Attorney talks about Middleton police allegations
The unfolding story of two Middleton police officers and a domestic violence victim who alleges they preyed on her sprouted a new chapter Monday when the woman’s attorney held a news conference to address earlier reports.
Matthew Williams said the woman was vulnerable and additionally victimized while her husband was jailed for more than 50 days on a battery charge that ultimately was reduced to a misdemeanor. He criticized the Idaho State Police investigation into the allegations and the Owyhee County prosecutor’s subsequent finding that there was no basis to pursue criminal charges against Sgt. Steve Walker and Officer Robert Kightlinger.
Prosecutor Douglas Emery announced that decision July 11, and Walker and Kightlinger resigned that day. Officials said they both violated city policies.
Williams filed a tort claim against the city July 6, alleging a wide range of criminal and coercive behavior by the officers, including stalking, bribery, destruction of evidence, witness intimidation and conspiracy. At Monday’s news conference he added “sexual abuse of a vulnerable adult” to the allegations.
All sexual information was redacted from the tort claim as released to the media last week, as was Williams’ allegation that Kightlinger abused his power as a police officer by going to the woman’s home in uniform and trying to convince her to sell him her jailed husband’s guns.
Williams said his client, who admits having sex with Walker, never sought publicity, and he denied reports that the couple made the allegations to help resolve money woes. The tort claim, a necessary precursor to a civil lawsuit, seeks $500,000 from the city. The Statesman generally does not name victims in cases that are sexual in nature.
The woman also exchanged sex-themed texts with Kightlinger, according to the ISP interviews, but Williams said she responded to those texts only because “she thought she was helping with an investigation” into Kightlinger’s behavior.
“The behavior of the officers was predatory in nature, both sexually and otherwise,” Williams said. He said the woman was vulnerable to the officers because her husband was jailed, her house was broken into repeatedly, and she had serious health and family issues.
MAYOR AND PROSECUTOR RESPOND
At the news conference, Williams criticized all of the agencies involved in the investigation. He said the ISP investigative report — released to the media last week with accounts of interviews with his client, both accused officers and Middleton’s police chief — is “weak” and should have included follow-up interviews with his client.
But he reserved his harshest remarks for Middleton Mayor Darin Taylor and prosecutor Emery.
Taylor granted several interviews with the media last week in which Williams said he “immediately began to blame the victim” and minimized the officers’ conduct, but Taylor denied both allegations.
“The city does not condone the officers’ conduct and realizes they crossed the line,” Taylor said Monday. “The city has apologized and desires to make it right with the people who are damaged.”
The mayor said the officers committed “true misconduct” but added the investigation showed that their actions “appear to be invited or enticed by the person making the allegations, and certainly consensual.”

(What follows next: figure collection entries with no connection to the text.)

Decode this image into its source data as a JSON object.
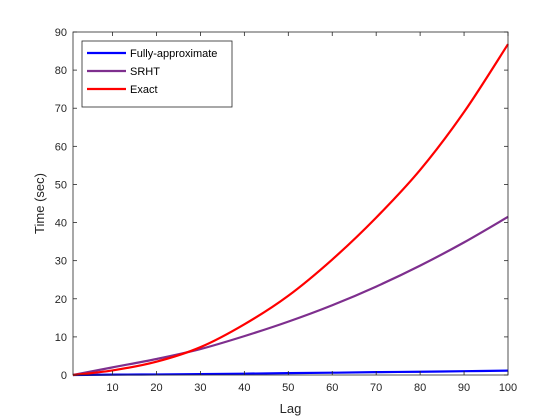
{
  "chart_data": {
    "type": "line",
    "xlabel": "Lag",
    "ylabel": "Time (sec)",
    "xlim": [
      1,
      100
    ],
    "ylim": [
      0,
      90
    ],
    "xticks": [
      10,
      20,
      30,
      40,
      50,
      60,
      70,
      80,
      90,
      100
    ],
    "yticks": [
      0,
      10,
      20,
      30,
      40,
      50,
      60,
      70,
      80,
      90
    ],
    "grid": false,
    "legend_position": "top-left",
    "series": [
      {
        "name": "Fully-approximate",
        "color": "#0000ff",
        "x": [
          1,
          10,
          20,
          30,
          40,
          50,
          60,
          70,
          80,
          90,
          100
        ],
        "y": [
          0.0,
          0.1,
          0.15,
          0.25,
          0.35,
          0.5,
          0.6,
          0.75,
          0.85,
          1.0,
          1.15
        ]
      },
      {
        "name": "SRHT",
        "color": "#7e2f8e",
        "x": [
          1,
          10,
          20,
          30,
          40,
          50,
          60,
          70,
          80,
          90,
          100
        ],
        "y": [
          0.0,
          2.0,
          4.2,
          6.8,
          10.2,
          14.0,
          18.3,
          23.2,
          28.7,
          34.8,
          41.5
        ]
      },
      {
        "name": "Exact",
        "color": "#ff0000",
        "x": [
          1,
          10,
          20,
          30,
          40,
          50,
          60,
          70,
          80,
          90,
          100
        ],
        "y": [
          0.0,
          1.2,
          3.5,
          7.3,
          13.3,
          20.8,
          30.3,
          41.3,
          53.8,
          69.0,
          86.8
        ]
      }
    ]
  }
}
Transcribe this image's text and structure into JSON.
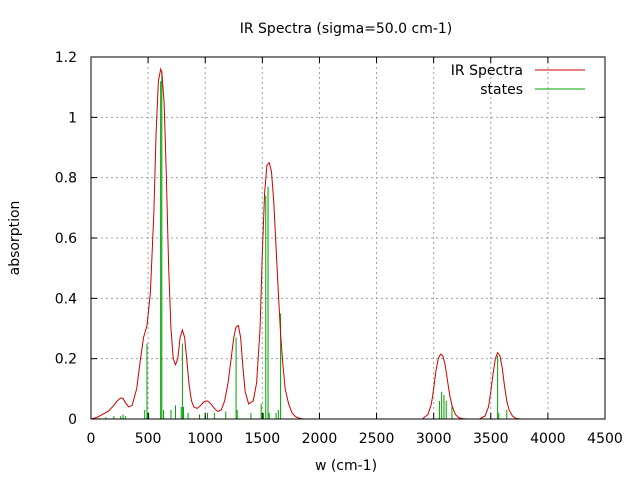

Williams said he plans to file an additional tort claim against the city or amend the existing claim to address the mayor’s actions. He also plans to file a tort claim against Canyon County regarding handling of the domestic violence case and allegations against the Middleton officers. And he said he hopes to hear from other alleged victims of Middleton officers.
As for Emery, Williams said the prosecutor’s letter about his findings included misinformation, including identification of the arresting officer as a Canyon County sheriff’s deputy rather than a Middleton police officer and the assertion, based on the ISP interview with Middleton Chief Brian Zimmerman, that Walker and the woman had a sexual encounter earlier than the domestic incident that led to her husband’s arrest. Walker and the woman both said in their interviews that their first sexual encounter was after her husband’s arrest.
Williams, who served two terms as Valley County prosecutor before going into private practice in 2013, said that information could have influenced Emery’s finding that no charges were called for, and he called the letter “a disgrace.”
“I think he’s a little off-base there,” Emery responded Monday evening, saying Williams has not seen his full report. A prosecutor for more than two decades, he stressed that his findings were necessarily focused on whether the officers’ actions were criminal, not the state of mind or motivation of the woman.
“We’re comparing apples and oranges here,” he said, adding that nothing in his report weighs in on whether there is a basis for a tort claim or, ultimately, a lawsuit against the city.
Williams denied allegations that his client came forward about the officers’ conduct as an attempt to gain leverage to reduce the charge against her husband. Instead, he said, she raised the allegations in an email to a Canyon County prosecutor because she was trying to get someone to look at the domestic violence incident accurately.
The husband was initially arrested on a felony charge of domestic battery in front of children, but after her email the case was conflicted out to the Ada County Prosecutor’s Office and the charge was reduced to misdemeanor battery. The husband pleaded guilty for a sentence of time already served.
The woman filed for divorce early this year but has since withdrawn that filing, Williams said.